Марк, Женя и «КАТЮША»
Дедушку Моню, маминого папу, я помню ровно столько, сколько помню свой мир. В паспорте он был записан так: Мордух Айзикович Лейкин — вот уж точно идишское, местечковое имя! На работе его звали Марк Исаакович, что, может быть, звучит менее местечково, но все равно очень по-еврейски.
Голубоглазый, нос картошкой, волосы светлые, зачесанные назад, — мне именно такими представлялись евреи из местечка. Кому знаком такой еврейский тип, сразу поймет. Кому не знаком, решит, что русский. Хотя русского в нем ничего не было, кроме языка. А говорил он, между прочим, на прекрасном литературном языке и без акцента.
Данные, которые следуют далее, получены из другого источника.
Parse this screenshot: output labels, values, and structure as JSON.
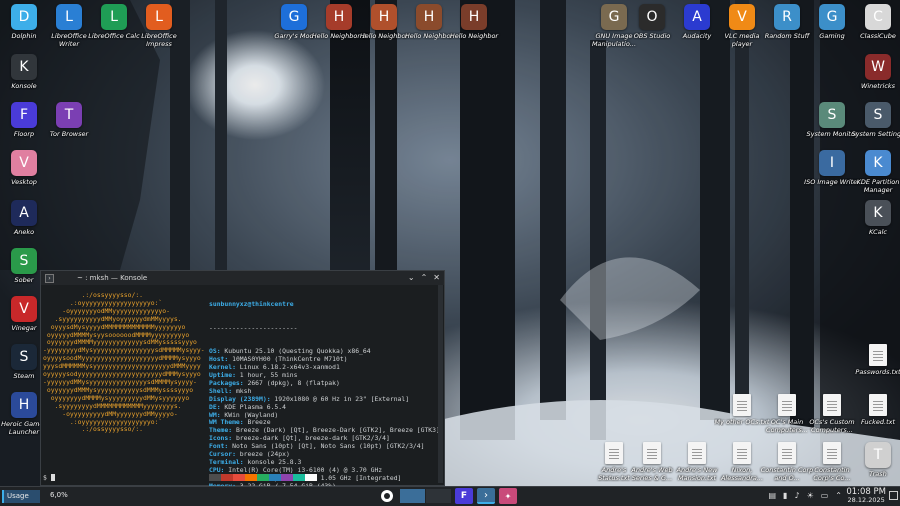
{
  "desktop_icons": [
    {
      "label": "Dolphin",
      "icon": "folder-icon",
      "color": "#3daee9"
    },
    {
      "label": "LibreOffice Writer",
      "icon": "writer-icon",
      "color": "#2a7fd4"
    },
    {
      "label": "LibreOffice Calc",
      "icon": "calc-icon",
      "color": "#1f9d55"
    },
    {
      "label": "LibreOffice Impress",
      "icon": "impress-icon",
      "color": "#e25d1f"
    },
    {
      "label": "Garry's Mod",
      "icon": "gmod-icon",
      "color": "#1e6fd9"
    },
    {
      "label": "Hello Neighbor 2",
      "icon": "neighbor-icon",
      "color": "#a63c2a"
    },
    {
      "label": "Hello Neighbor",
      "icon": "neighbor-icon",
      "color": "#b0502c"
    },
    {
      "label": "Hello Neighbor",
      "icon": "neighbor-icon",
      "color": "#8b4b2c"
    },
    {
      "label": "Hello Neighbor",
      "icon": "neighbor-icon",
      "color": "#7a3d2a"
    },
    {
      "label": "GNU Image Manipulatio...",
      "icon": "gimp-icon",
      "color": "#7a6a50"
    },
    {
      "label": "OBS Studio",
      "icon": "obs-icon",
      "color": "#2b2b2b"
    },
    {
      "label": "Audacity",
      "icon": "audacity-icon",
      "color": "#2b3bd0"
    },
    {
      "label": "VLC media player",
      "icon": "vlc-icon",
      "color": "#f08a16"
    },
    {
      "label": "Random Stuff",
      "icon": "folder-icon",
      "color": "#3c8fc9"
    },
    {
      "label": "Gaming",
      "icon": "folder-icon",
      "color": "#3c8fc9"
    },
    {
      "label": "ClassiCube",
      "icon": "classicube-icon",
      "color": "#d8d8d8"
    },
    {
      "label": "Konsole",
      "icon": "terminal-icon",
      "color": "#31363b"
    },
    {
      "label": "Winetricks",
      "icon": "wine-icon",
      "color": "#8a2b2b"
    },
    {
      "label": "Floorp",
      "icon": "floorp-icon",
      "color": "#4a3bd8"
    },
    {
      "label": "Tor Browser",
      "icon": "tor-icon",
      "color": "#7b3fb3"
    },
    {
      "label": "System Monitor",
      "icon": "monitor-icon",
      "color": "#5a8a7a"
    },
    {
      "label": "System Settings",
      "icon": "settings-icon",
      "color": "#4a5a6a"
    },
    {
      "label": "Vesktop",
      "icon": "vesktop-icon",
      "color": "#e07fa0"
    },
    {
      "label": "ISO Image Writer",
      "icon": "usb-icon",
      "color": "#3a6aa0"
    },
    {
      "label": "KDE Partition Manager",
      "icon": "partition-icon",
      "color": "#4a8ad0"
    },
    {
      "label": "Aneko",
      "icon": "aneko-icon",
      "color": "#1e2a5a"
    },
    {
      "label": "KCalc",
      "icon": "calculator-icon",
      "color": "#4a5058"
    },
    {
      "label": "Sober",
      "icon": "sober-icon",
      "color": "#2a9a4a"
    },
    {
      "label": "Vinegar",
      "icon": "vinegar-icon",
      "color": "#c8282a"
    },
    {
      "label": "Steam",
      "icon": "steam-icon",
      "color": "#1b2838"
    },
    {
      "label": "Heroic Games Launcher",
      "icon": "heroic-icon",
      "color": "#2b4a9a"
    },
    {
      "label": "Passwords.txt",
      "icon": "text-file-icon",
      "color": "#f4f4f4"
    },
    {
      "label": "My other OCs.txt",
      "icon": "text-file-icon",
      "color": "#f4f4f4"
    },
    {
      "label": "OC's Main Computers...",
      "icon": "text-file-icon",
      "color": "#f4f4f4"
    },
    {
      "label": "OCs's Custom Computers...",
      "icon": "text-file-icon",
      "color": "#f4f4f4"
    },
    {
      "label": "Fucked.txt",
      "icon": "text-file-icon",
      "color": "#f4f4f4"
    },
    {
      "label": "Andre's Status.txt",
      "icon": "text-file-icon",
      "color": "#f4f4f4"
    },
    {
      "label": "Andre's Web Series & G...",
      "icon": "text-file-icon",
      "color": "#f4f4f4"
    },
    {
      "label": "Andre's New Mansion.txt",
      "icon": "text-file-icon",
      "color": "#f4f4f4"
    },
    {
      "label": "Nixon, Alessandra...",
      "icon": "text-file-icon",
      "color": "#f4f4f4"
    },
    {
      "label": "Constantin Corp and O...",
      "icon": "text-file-icon",
      "color": "#f4f4f4"
    },
    {
      "label": "Constantin Corp's Co...",
      "icon": "text-file-icon",
      "color": "#f4f4f4"
    },
    {
      "label": "Trash",
      "icon": "trash-icon",
      "color": "#d0d0d0"
    }
  ],
  "konsole": {
    "title": "~ : mksh — Konsole",
    "user_host": "sunbunnyxz@thinkcentre",
    "separator": "-----------------------",
    "info": [
      {
        "k": "OS",
        "v": "Kubuntu 25.10 (Questing Quokka) x86_64"
      },
      {
        "k": "Host",
        "v": "10MAS0YH00 (ThinkCentre M710t)"
      },
      {
        "k": "Kernel",
        "v": "Linux 6.18.2-x64v3-xanmod1"
      },
      {
        "k": "Uptime",
        "v": "1 hour, 55 mins"
      },
      {
        "k": "Packages",
        "v": "2667 (dpkg), 8 (flatpak)"
      },
      {
        "k": "Shell",
        "v": "mksh"
      },
      {
        "k": "Display (2389M)",
        "v": "1920x1080 @ 60 Hz in 23\" [External]"
      },
      {
        "k": "DE",
        "v": "KDE Plasma 6.5.4"
      },
      {
        "k": "WM",
        "v": "KWin (Wayland)"
      },
      {
        "k": "WM Theme",
        "v": "Breeze"
      },
      {
        "k": "Theme",
        "v": "Breeze (Dark) [Qt], Breeze-Dark [GTK2], Breeze [GTK3]"
      },
      {
        "k": "Icons",
        "v": "breeze-dark [Qt], breeze-dark [GTK2/3/4]"
      },
      {
        "k": "Font",
        "v": "Noto Sans (10pt) [Qt], Noto Sans (10pt) [GTK2/3/4]"
      },
      {
        "k": "Cursor",
        "v": "breeze (24px)"
      },
      {
        "k": "Terminal",
        "v": "konsole 25.8.3"
      },
      {
        "k": "CPU",
        "v": "Intel(R) Core(TM) i3-6100 (4) @ 3.70 GHz"
      },
      {
        "k": "GPU",
        "v": "Intel HD Graphics 530 @ 1.05 GHz [Integrated]"
      },
      {
        "k": "Memory",
        "v": "3.22 GiB / 7.54 GiB (43%)"
      },
      {
        "k": "Swap",
        "v": "368.52 MiB / 512.00 MiB (72%)"
      },
      {
        "k": "Disk (/)",
        "v": "71.46 GiB / 457.09 GiB (16%) - ext4"
      },
      {
        "k": "Local IP (enp1s0)",
        "v": "192.168.1.129/24"
      },
      {
        "k": "Locale",
        "v": "en_US.UTF-8"
      }
    ],
    "logo_lines": [
      "          .:/ossyyyysso/:.",
      "       .:oyyyyyyyyyyyyyyyyyyo:`",
      "     -oyyyyyyyodMMyyyyyyyyyyyyyo-",
      "   .syyyyyyyyyydMMyoyyyyyydmMMyyyys.",
      "  oyyysdMysyyyydMMMMMMMMMMMMMyyyyyyyo",
      " oyyyyydMMMMysyysoooooodMMMMyyyyyyyyyo",
      " oyyyyyydMMMMyyyyyyyyyyyyysdMMysssssyyyo",
      "-yyyyyyyydMysyyyyyyyyyyyyyyyysdMMMMMysyyy-",
      "oyyyysoodMyyyyyyyyyyyyyyyyyyyydMMMMysyyyo",
      "yyysdMMMMMMysyyyyyyyyyyyyyyyyyyyydMMMyyyy",
      "oyyyyysodyyyyyyyyyyyyyyyyyyyyyydMMMysyyyo",
      "-yyyyyydMMysyyyyyyyyyyyyyyysdMMMMysyyyy-",
      " oyyyyyydMMMysyyyyyyyyyyysdMMMyssssyyyo",
      "  oyyyyyyydMMMMysyyyyyyyyydMMysyyyyyyo",
      "   .syyyyyyyydMMMMMMMMMMMMyyyyyyyys.",
      "     -oyyyyyyyyydMMyyyyyyydMMyyyyo-",
      "       .:oyyyyyyyyyyyyyyyyyyo:`",
      "          .:/ossyyyysso/:."
    ],
    "prompt": "$ ",
    "swatch_colors": [
      "#4d4d4d",
      "#c0392b",
      "#e74c3c",
      "#f67400",
      "#27ae60",
      "#2980b9",
      "#8e44ad",
      "#1abc9c",
      "#fcfcfc"
    ]
  },
  "panel": {
    "usage_label": "Usage",
    "usage_percent": "6,0%",
    "time": "01:08 PM",
    "date": "28.12.2025"
  }
}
Часто можно слышать: «мой кумир, мой идеал». У меня в жизни никогда никакого кумира или идеала не было. То есть не было в моей жизни человека, которому я был готов слепо верить и поклоняться. Но если говорить о некотором образце человеческих качеств и поведения — то это, несомненно, дед Марк. Есть люди, которых я очень уважаю, с которыми мне интересно и которые занимают в моей душе определенное место. И если строить пирамиду, иллюстрирующую мою оценку людей, то на самой вершине будет мой дедушка.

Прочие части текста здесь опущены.